I sintomi dell’ipertrofia prostatica benigna possono essere di tipo ostruttivo e di tipo irritativo. Tra i sintomi dovuti all’ostruzione troviamo la difficoltà ad iniziare la minzione, l’intermittenza del flusso, l’incompleto svuotamento della vescica, il flusso urinario debole. I sintomi irritativi, invece, sono legati ad uno stato infiammatorio in atto, e sono la maggiore frequenza della necessità di urinare, soprattutto di notte, la necessità indifferibile di urinare e la sensazione di bruciore durante la minzione.
In caso di ipertrofia prostatica benigna, la terapia farmacologica risulta indispensabile, al fine di evitare la progressione dei sintomi, e prevenire le complicanze. Tra i più usati ci sono i farmaci antiandrogeni, come dutasteride e finasteride, che sono inibitori specifici della 5-alfa reduttasi, l’enzima coinvolto nella metabolizzazione del testosterone in diidrotestosterone, un potente ormone androgeno molto attivo sulla prostata. Anche gli alfabloccanti sono largamente impiegati, poiché agiscono rilassando la muscolatura liscia, inducendo un incremento significativo del flusso urinario e migliorando i sintomi da ostruzione.
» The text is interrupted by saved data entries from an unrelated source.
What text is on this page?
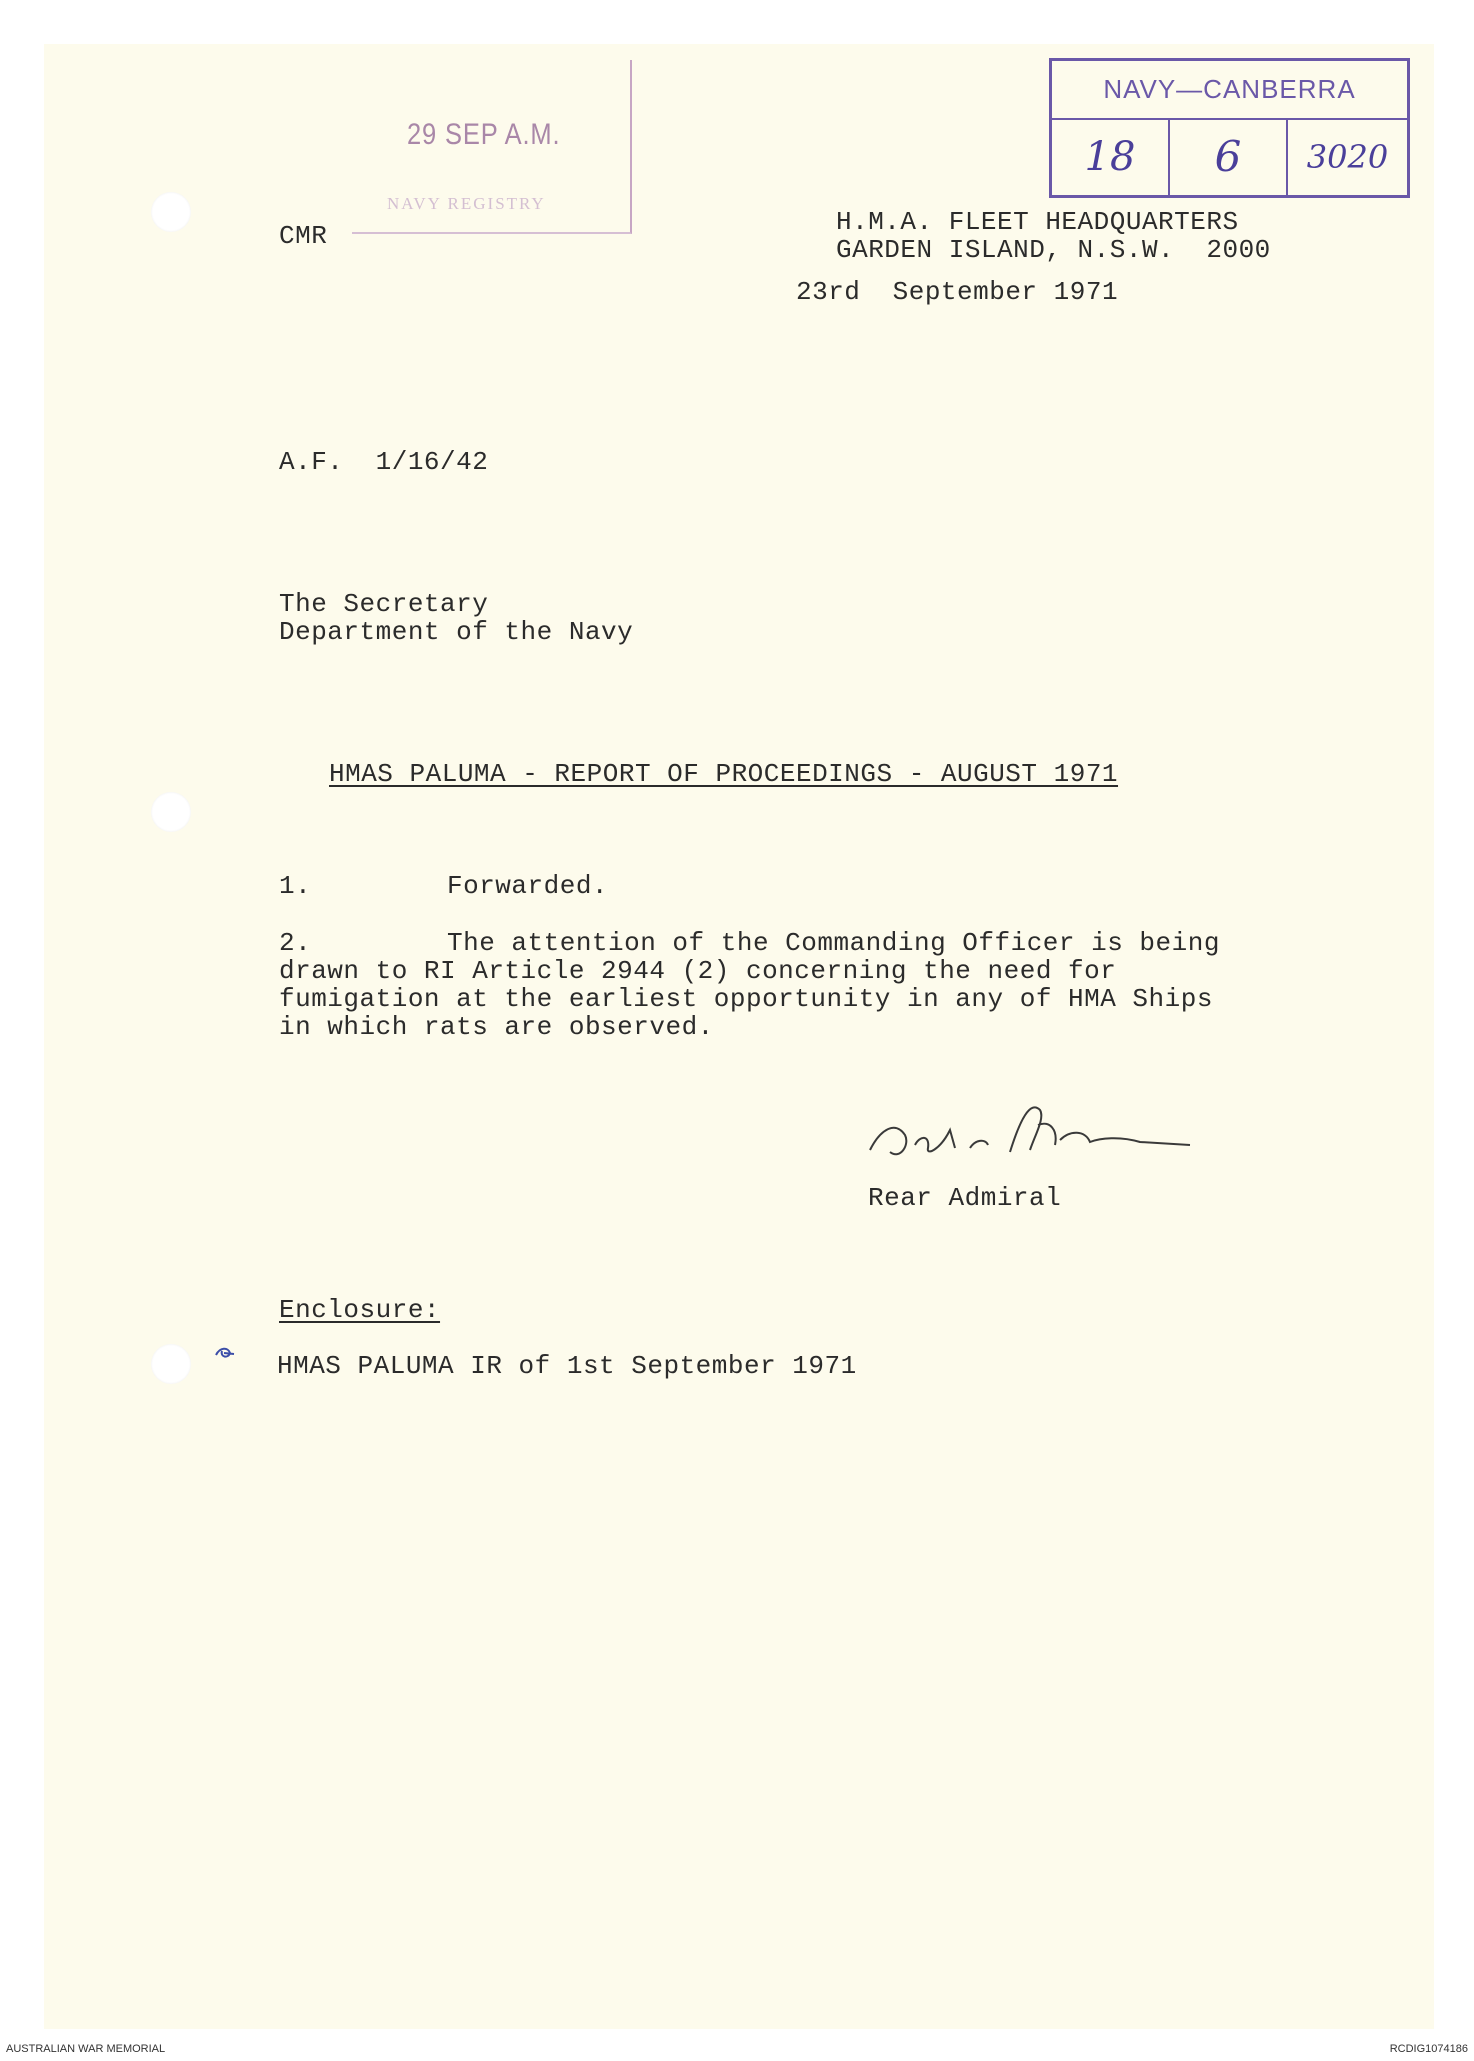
29 SEP A.M.
NAVY REGISTRY
NAVY—CANBERRA
18	6	3020
CMR	H.M.A. FLEET HEADQUARTERS
GARDEN ISLAND, N.S.W.  2000
23rd  September 1971
A.F.  1/16/42
The Secretary
Department of the Navy
HMAS PALUMA - REPORT OF PROCEEDINGS - AUGUST 1971
1.	Forwarded.
2.	The attention of the Commanding Officer is being
drawn to RI Article 2944 (2) concerning the need for
fumigation at the earliest opportunity in any of HMA Ships
in which rats are observed.
Rear Admiral
Enclosure:
HMAS PALUMA IR of 1st September 1971
AUSTRALIAN WAR MEMORIAL	RCDIG1074186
Un recente studio, condotto da ricercatori britannici e taiwanesi, è però giunto alla conclusione che i pazienti trattati con gli inibitori della 5-alfa reduttasi avrebbero un rischio più elevato di sviluppare un diabete di tipo 2. La parte inglese dello studio ha rilevato l’incidenza di diabete su oltre 50.000 uomini trattati con dutasteride, finasteride o con l’alfabloccante tamsulosina, mentre la parte taiwanese ha condotto lo stesso studio su quasi 100.000 pazienti. Dai dati conclusivi dei due filoni dello studio è emerso che c’era un aumento significativo del rischio diabete, valutabile intorno al 30%, per i pazienti trattati con dutasteride e con finasteride rispetto alla tamsulosina, mentre non sono emerse differenze tra i due farmaci antiandrogeni.
Gli esperti spiegano che quanto scoperto non vuole assolutamente consigliare agli uomini di smettere di assumere il farmaco indicato per i problemi di prostata, ma semplicemente consiglia di porre più attenzione ad eventuali sintomi legati al diabete di tipo 2 così da poter intervenire sul trattamento, in caso di necessità.